PortuguêsMorfologia - verbos
- (IBFC 2015)
Texto
O amor acaba
(Paulo Mendes Campos)
O amor acaba. Numa esquina, por exemplo, num domingo
de lua nova, depois de teatro e silêncio; acaba em cafés
engordurados, diferentes dos parques de ouro onde começou
a pulsar; de repente, ao meio do cigarro que ele atira de raiva
contra um automóvel ou que ela esmaga no cinzeiro repleto,
polvilhando de cinzas o escarlate das unhas; na acidez da
aurora tropical, depois duma noite votada à alegria póstuma,
que não veio; e acaba o amor no desenlace das mãos no
cinema, como tentáculos saciados, e elas se movimentam
no escuro como dois polvos de solidão; como se as mãos
soubessem antes que o amor tinha acabado; na insônia dos
braços luminosos do relógio; e acaba o amor nas sorveterias
diante do colorido iceberg, entre frisos de alumínio e espelhos
monótonos; e no olhar do cavaleiro errante que passou pela
pensão; às vezes acaba o amor nos braços torturados de
Jesus, filho crucificado de todas as mulheres; mecanicamente,
no elevador, como se lhe faltasse energia; no andar diferente
da irmã dentro de casa o amor pode acabar; na epifania da
pretensão ridícula dos bigodes; nas ligas, nas cintas, nos
brincos e nas silabadas femininas; quando a alma se habitua
às províncias empoeiradas da Ásia, onde o amor pode ser
outra coisa, o amor pode acabar; na compulsão da simplicidade
simplesmente; no sábado, depois de três goles momos de gim
à beira da piscina; no filho tantas vezes semeado, às vezes
vingado por alguns dias, mas que não floresceu, abrindo
parágrafos de ódio inexplicável entre o pólen e o gineceu
de duas flores; em apartamentos refrigerados, atapetados,
aturdidos de delicadezas, onde há mais encanto que desejo;
e o amor acaba na poeira que vertem os crepúsculos, caindo
imperceptível no beijo de ir e vir; em salas esmaltadas com
sangue, suor e desespero; nos roteiros do tédio para o tédio,
na barca, no trem, no ônibus, ida e volta de nada para nada;
em cavernas de sala e quarto conjugados o amor se eriça e
acaba; no inferno o amor não começa; na usura o amor se
dissolve; em Brasília o amor pode virar pó; no Rio, frivolidade;
em Belo Horizonte, remorso; em São Paulo, dinheiro; uma
carta que chegou depois, o amor acaba; uma carta que chegou
antes, e o amor acaba; na descontrolada fantasia da libido; às
vezes acaba na mesma música que começou, com o mesmo
drinque, diante dos mesmos cisnes; e muitas vezes acaba
em ouro e diamante, dispersado entre astros; e acaba nas
encruzilhadas de Paris, Londres, Nova Iorque; no coração que
se dilata e quebra, e o médico sentencia imprestável para o
amor; e acaba no longo périplo, tocando em todos os portos,
até se desfazer em mares gelados; e acaba depois que se viu
a bruma que veste o mundo; na janela que se abre, na janela
que se fecha; às vezes não acaba e é simplesmente esquecido
como um espelho de bolsa, que continua reverberando sem
razão até que alguém, humilde, o carregue consigo; às vezes
o amor acaba como se fora melhor nunca ter existido; mas
pode acabar com doçura e esperança; uma palavra, muda ou
articulada, e acaba o amor; na verdade; o álcool; de manhã, de
tarde, de noite; na floração excessiva da primavera; no abuso
do verão; na dissonância do outono; no conforto do inverno; em
todos os lugares o amor acaba; a qualquer hora o amor acaba;
por qualquer motivo o amor acaba; para recomeçar em todos
os lugares e a qualquer minuto o amor acaba.

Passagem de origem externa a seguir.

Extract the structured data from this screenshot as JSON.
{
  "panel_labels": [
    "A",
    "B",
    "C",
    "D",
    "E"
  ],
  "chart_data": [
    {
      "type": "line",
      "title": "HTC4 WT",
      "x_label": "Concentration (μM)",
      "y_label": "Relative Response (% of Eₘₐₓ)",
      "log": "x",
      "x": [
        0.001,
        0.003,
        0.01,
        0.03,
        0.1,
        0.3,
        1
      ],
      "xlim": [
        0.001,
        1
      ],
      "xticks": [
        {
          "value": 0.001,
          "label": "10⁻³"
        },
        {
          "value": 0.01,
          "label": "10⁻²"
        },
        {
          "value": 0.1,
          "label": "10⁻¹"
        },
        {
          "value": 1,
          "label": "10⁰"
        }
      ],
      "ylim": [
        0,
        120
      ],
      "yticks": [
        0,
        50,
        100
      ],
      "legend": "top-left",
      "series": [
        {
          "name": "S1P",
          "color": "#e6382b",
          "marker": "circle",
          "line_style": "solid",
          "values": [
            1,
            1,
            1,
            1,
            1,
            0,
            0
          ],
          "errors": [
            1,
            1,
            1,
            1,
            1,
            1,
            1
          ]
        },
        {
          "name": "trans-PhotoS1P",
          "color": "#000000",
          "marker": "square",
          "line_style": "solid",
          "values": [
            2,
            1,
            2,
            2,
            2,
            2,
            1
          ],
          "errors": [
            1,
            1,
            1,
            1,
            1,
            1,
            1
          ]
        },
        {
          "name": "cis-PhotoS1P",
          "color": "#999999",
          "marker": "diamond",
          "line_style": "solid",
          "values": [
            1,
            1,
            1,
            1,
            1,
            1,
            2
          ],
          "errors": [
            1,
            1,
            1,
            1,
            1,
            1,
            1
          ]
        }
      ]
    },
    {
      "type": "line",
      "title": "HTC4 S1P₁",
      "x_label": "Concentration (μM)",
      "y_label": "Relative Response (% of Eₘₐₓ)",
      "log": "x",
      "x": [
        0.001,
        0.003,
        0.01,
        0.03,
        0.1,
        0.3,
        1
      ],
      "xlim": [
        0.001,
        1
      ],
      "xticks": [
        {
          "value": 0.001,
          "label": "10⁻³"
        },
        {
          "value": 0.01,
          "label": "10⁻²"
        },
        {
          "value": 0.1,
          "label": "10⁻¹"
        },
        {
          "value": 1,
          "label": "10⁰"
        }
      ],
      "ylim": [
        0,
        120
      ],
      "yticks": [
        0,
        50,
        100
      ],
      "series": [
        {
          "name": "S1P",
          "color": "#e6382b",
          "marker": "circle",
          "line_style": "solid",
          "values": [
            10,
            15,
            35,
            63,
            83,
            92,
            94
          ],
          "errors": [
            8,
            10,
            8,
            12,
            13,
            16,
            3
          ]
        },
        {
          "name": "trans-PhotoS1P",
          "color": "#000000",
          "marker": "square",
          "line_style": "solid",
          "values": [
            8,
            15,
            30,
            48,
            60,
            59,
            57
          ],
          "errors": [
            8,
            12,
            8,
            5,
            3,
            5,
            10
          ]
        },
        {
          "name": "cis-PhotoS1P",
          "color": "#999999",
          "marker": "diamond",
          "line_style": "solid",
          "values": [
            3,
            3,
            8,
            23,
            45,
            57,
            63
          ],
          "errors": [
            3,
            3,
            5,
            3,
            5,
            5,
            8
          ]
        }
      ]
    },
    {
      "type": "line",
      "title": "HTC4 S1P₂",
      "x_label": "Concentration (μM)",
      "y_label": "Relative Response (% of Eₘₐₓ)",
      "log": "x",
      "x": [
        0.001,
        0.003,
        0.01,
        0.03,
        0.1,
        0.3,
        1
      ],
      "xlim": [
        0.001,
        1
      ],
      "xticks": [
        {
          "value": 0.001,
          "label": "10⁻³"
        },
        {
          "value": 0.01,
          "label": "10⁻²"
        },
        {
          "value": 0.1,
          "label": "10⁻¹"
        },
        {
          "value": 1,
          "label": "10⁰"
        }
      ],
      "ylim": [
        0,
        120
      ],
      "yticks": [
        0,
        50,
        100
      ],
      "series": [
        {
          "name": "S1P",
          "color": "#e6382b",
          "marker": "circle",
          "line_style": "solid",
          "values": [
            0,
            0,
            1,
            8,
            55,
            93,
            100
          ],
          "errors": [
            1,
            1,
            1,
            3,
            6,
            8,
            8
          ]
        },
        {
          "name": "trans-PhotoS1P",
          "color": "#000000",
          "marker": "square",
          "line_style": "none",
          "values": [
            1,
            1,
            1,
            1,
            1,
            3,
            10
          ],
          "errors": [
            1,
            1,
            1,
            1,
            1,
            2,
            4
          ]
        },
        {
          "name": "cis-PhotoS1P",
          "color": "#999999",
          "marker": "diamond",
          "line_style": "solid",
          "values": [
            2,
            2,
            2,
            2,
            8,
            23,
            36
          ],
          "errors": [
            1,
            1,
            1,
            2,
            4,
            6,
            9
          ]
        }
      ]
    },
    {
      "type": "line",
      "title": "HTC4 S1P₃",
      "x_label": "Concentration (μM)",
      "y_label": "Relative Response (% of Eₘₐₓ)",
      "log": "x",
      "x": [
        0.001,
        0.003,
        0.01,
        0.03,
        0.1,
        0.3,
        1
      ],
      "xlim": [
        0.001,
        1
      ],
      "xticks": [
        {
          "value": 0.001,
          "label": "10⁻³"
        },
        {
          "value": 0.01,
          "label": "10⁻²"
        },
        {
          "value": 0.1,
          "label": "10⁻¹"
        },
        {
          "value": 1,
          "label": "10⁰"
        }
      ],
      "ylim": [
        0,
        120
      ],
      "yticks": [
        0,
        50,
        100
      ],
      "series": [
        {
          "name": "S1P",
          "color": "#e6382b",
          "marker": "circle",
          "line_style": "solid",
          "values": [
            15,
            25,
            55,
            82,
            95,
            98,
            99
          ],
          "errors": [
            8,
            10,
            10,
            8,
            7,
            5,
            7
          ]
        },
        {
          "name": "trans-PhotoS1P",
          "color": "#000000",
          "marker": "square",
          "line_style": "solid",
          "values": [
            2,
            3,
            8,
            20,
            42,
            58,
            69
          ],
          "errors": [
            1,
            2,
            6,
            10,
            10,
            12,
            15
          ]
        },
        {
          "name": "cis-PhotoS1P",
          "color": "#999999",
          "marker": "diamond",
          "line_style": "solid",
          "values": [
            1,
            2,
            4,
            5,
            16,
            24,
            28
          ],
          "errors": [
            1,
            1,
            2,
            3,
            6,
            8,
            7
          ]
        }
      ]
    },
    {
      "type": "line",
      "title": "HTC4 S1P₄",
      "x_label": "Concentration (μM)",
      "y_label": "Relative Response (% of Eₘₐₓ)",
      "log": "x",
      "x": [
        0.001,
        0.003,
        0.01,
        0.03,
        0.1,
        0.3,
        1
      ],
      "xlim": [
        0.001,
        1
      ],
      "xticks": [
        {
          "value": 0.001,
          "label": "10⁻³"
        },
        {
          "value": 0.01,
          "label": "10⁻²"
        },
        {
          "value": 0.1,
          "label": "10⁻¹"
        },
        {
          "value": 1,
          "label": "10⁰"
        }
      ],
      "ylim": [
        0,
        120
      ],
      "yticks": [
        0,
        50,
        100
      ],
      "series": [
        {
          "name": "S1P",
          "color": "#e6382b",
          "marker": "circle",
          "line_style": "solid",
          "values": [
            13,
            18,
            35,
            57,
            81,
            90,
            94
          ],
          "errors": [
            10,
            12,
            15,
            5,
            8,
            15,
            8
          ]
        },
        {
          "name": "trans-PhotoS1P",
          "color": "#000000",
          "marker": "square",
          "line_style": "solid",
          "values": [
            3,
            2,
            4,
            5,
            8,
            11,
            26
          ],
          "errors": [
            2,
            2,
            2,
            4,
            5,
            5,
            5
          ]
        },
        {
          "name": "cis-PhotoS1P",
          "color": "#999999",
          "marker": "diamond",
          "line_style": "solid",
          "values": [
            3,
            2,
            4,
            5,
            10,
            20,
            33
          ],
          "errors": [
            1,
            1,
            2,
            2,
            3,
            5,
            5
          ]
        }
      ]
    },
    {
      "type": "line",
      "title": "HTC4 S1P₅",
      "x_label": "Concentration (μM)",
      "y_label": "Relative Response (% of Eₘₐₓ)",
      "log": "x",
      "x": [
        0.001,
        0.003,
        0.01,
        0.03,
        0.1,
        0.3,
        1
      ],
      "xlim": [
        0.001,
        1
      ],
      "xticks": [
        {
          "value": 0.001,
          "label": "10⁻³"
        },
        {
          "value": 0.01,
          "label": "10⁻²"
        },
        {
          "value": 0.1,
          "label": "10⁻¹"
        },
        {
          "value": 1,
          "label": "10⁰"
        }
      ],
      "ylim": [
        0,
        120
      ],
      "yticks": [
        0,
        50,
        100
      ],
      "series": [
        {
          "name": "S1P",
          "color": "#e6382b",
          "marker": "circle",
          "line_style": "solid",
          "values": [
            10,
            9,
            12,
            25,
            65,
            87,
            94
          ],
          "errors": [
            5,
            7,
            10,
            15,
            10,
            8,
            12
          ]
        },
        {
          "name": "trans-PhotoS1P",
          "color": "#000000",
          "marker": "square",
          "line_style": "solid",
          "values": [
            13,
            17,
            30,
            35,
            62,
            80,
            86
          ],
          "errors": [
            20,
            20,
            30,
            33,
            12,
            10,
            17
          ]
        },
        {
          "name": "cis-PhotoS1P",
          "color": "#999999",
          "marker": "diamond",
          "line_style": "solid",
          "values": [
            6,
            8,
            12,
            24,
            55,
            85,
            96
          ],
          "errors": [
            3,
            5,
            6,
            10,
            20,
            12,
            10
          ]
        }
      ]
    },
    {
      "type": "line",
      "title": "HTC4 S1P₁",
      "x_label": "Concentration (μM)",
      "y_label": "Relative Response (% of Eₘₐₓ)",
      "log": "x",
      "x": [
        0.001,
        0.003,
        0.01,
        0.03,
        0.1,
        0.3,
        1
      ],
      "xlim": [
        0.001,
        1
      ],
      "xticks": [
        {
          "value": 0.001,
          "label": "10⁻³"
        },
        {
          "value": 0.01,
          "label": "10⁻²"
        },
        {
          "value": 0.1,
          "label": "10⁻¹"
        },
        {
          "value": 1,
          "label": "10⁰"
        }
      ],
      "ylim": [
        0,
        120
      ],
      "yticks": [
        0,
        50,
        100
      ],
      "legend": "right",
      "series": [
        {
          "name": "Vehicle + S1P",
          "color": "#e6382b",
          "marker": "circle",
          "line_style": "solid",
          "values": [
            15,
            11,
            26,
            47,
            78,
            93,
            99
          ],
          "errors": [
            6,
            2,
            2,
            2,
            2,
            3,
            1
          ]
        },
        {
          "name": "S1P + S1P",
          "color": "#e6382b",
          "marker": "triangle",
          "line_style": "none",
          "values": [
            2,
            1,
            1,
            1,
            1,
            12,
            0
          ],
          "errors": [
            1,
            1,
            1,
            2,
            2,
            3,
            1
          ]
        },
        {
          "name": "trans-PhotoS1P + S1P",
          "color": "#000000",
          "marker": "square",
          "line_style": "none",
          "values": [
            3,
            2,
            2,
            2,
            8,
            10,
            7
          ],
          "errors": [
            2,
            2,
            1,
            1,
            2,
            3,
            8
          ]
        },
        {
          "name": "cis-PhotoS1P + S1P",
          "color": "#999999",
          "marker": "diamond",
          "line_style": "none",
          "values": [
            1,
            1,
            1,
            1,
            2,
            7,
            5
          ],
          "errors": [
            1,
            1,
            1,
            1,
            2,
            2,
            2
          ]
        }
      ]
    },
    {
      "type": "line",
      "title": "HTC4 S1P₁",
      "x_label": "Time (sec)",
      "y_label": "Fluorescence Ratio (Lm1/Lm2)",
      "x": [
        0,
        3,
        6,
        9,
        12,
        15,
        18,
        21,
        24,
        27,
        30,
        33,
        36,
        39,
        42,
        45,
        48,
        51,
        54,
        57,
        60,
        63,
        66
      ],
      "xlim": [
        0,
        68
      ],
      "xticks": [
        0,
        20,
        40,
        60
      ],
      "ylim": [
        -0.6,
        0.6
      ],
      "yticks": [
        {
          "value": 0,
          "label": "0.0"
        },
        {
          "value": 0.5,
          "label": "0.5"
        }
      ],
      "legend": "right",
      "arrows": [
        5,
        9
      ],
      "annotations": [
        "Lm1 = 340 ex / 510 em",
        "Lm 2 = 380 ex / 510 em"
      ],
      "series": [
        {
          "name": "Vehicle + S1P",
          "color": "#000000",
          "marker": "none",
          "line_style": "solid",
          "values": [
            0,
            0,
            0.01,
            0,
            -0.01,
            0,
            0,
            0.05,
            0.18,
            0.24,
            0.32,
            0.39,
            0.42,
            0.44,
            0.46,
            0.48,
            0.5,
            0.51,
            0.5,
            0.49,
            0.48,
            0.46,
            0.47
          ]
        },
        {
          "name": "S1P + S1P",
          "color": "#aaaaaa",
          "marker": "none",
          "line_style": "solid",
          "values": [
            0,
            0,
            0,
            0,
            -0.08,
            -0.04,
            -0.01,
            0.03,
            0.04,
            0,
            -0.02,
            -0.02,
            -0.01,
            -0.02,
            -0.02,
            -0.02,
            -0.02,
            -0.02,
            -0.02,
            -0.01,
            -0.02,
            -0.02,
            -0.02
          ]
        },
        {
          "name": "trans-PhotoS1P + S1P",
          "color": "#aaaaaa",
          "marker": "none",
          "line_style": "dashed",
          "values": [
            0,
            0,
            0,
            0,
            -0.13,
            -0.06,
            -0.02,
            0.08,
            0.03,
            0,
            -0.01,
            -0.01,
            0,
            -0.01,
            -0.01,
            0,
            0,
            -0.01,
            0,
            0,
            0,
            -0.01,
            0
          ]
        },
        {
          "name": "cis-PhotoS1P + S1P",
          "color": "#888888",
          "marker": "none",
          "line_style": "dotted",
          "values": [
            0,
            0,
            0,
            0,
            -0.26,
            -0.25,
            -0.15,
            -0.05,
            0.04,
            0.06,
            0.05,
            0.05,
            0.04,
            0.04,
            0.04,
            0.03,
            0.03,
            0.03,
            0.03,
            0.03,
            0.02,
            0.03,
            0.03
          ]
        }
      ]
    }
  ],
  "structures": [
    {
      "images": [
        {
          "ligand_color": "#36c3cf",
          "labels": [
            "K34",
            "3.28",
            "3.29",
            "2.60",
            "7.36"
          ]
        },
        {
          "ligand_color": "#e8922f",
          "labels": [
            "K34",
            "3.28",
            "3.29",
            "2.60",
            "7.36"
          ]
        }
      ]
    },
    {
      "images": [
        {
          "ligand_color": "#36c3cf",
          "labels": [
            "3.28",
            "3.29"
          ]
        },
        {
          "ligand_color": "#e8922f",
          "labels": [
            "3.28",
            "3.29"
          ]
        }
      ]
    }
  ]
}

A opção do autor por enunciar, no título do texto, o verbo “acabar" no presente do Indicativo cumpre o seguinte papel semântico:
A) revela uma ação que ocorre no momento em que é enunciada.
B) indica uma ação presente com valor de passado.
C) aponta para uma ideia que assume sentido de futuro, uma previsão.
D) ilustra uma ação que se repete com “status" de verdade absoluta.
E) denota uma possibilidade relacionada ao presente da enunciação.